Are you ready for some football? Because I am
I love football.
Every Friday night I venture the Columbia Basin to cover high school football games and I get a chill down my spine.
As I stand on the sidelines, camera in hand, I can’t help but remember when I stood on the sidelines as a high school player.
Walking the sidelines as a reporter during high school football games affords me the opportunity to never fully let go of the game I loved to play.
I remember the long, hot summer days of daily doubles.
I remember walking the halls of my high school, wearing my jersey on Friday.
I remember the sounds of the stadium filling above as my teammates and I put our pads on in the locker room below the stands.
Football provides me with an opportunity, if only for a short time, to forget the troubles of adulthood.
When the game comes to an end and the buzzer sounds on the stadium scoreboard, I make my way to my truck.
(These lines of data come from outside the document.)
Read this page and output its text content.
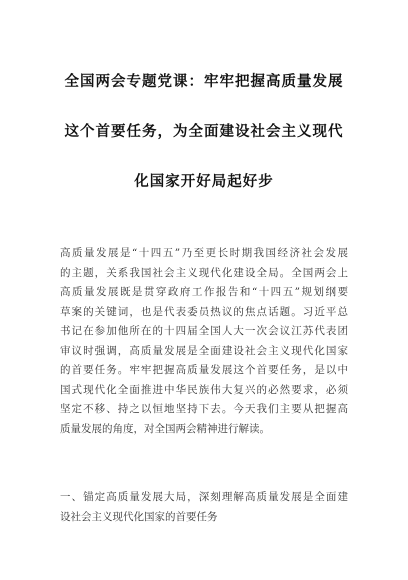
全国两会专题党课：牢牢把握高质量发展
这个首要任务，为全面建设社会主义现代
化国家开好局起好步
高质量发展是“十四五”乃至更长时期我国经济社会发展
的主题，关系我国社会主义现代化建设全局。全国两会上
高质量发展既是贯穿政府工作报告和“十四五”规划纲要
草案的关键词，也是代表委员热议的焦点话题。习近平总
书记在参加他所在的十四届全国人大一次会议江苏代表团
审议时强调，高质量发展是全面建设社会主义现代化国家
的首要任务。牢牢把握高质量发展这个首要任务，是以中
国式现代化全面推进中华民族伟大复兴的必然要求，必须
坚定不移、持之以恒地坚持下去。今天我们主要从把握高
质量发展的角度，对全国两会精神进行解读。
一、锚定高质量发展大局，深刻理解高质量发展是全面建
设社会主义现代化国家的首要任务
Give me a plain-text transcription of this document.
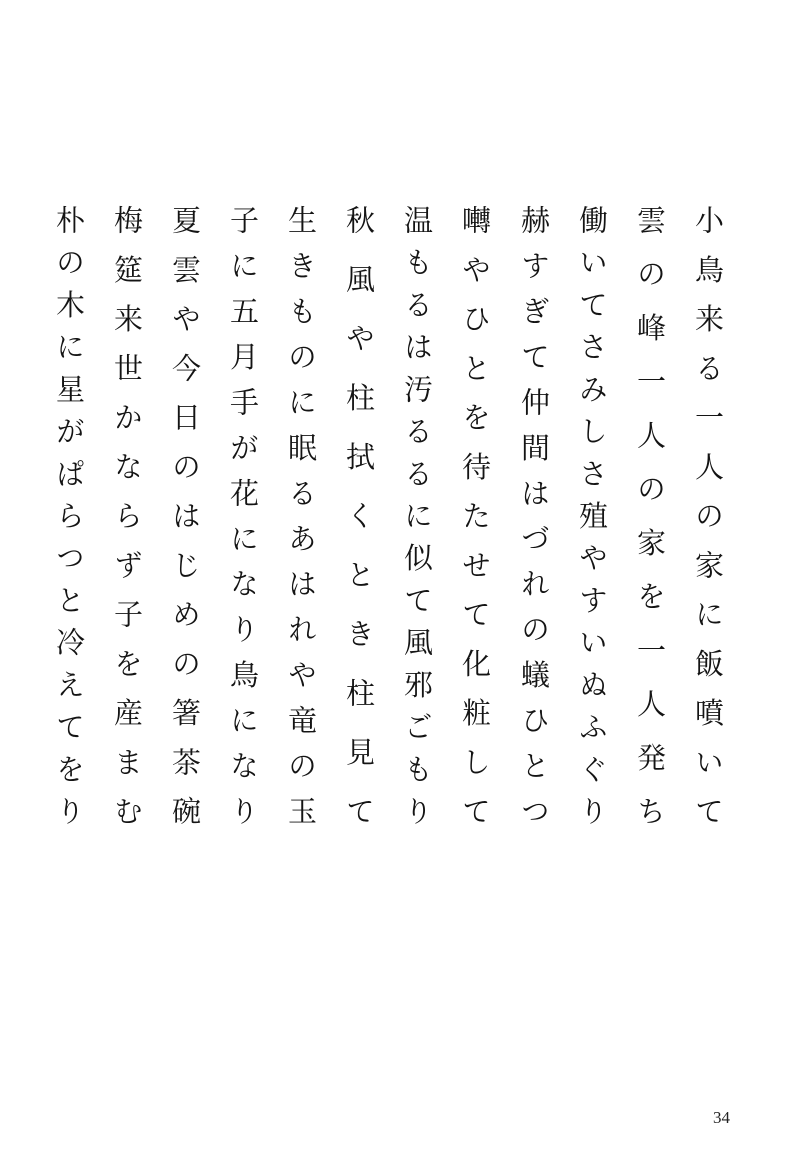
小鳥来る一人の家に飯噴いて
雲の峰一人の家を一人発ち
働いてさみしさ殖やすいぬふぐり
赫すぎて仲間はづれの蟻ひとつ
囀やひとを待たせて化粧して
温もるは汚るるに似て風邪ごもり
秋風や柱拭くとき柱見て
生きものに眠るあはれや竜の玉
子に五月手が花になり鳥になり
夏雲や今日のはじめの箸茶碗
梅筵来世かならず子を産まむ
朴の木に星がぱらつと冷えてをり
34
I hop in the driver’s seat and make my way home.
With ever tire rotation and every passing mile, I think of the good times and the bad, I have had playing and watching football.
I remember how I felt when the buzzer sounded after my final high school football game. I remember standing in the middle of the field, staring at the scoreboard after falling 27-25 to Tumwater in the state playoffs.
I remember watching Notre Dame throttle the Nevada Wolfpack 35-0 to start the 2009 football season only to have Charlie Weis and the Irish rip my heart out the following week with a loss to Michigan.
I remember watching replays of the 2008 Apple Cup.
While Washington and Washington State entered the game that November afternoon in Pullman, with only one win between them, the schools provided fans with a game for the ages.
It didn’t matter whether both teams entered the annual rivalry playing for a shot at the national championship or playing for pride.
Sadly, both teams entered the 2008 game near the bottom of Division I football, but we didn’t care. Fans adorned themselves in crimson and grey, purple and gold to represent their schools and their team.
No matter what is happening in our team’s present, we can always relive the past.
With every Seahawks loss, we can look back and remember Seattle’s run to Super Bowl XL.
Football provides a lasting release from reality.
Football is America’s game.
Football is our game. For three consecutive days during the fall and early winter months, people can engross themselves in a sport that provides a release from the mundane.
For three nights each week, people can engross themselves in a sport that unites communities, brings together strangers and helps us forget, if only for a few hours.
I love football.
Derrick Pacheco is the Columbia Basin Herald sports editor. He is always eager to commiserate with fans of losing teams and share in the thrill of victory. The man is nuts about the sport.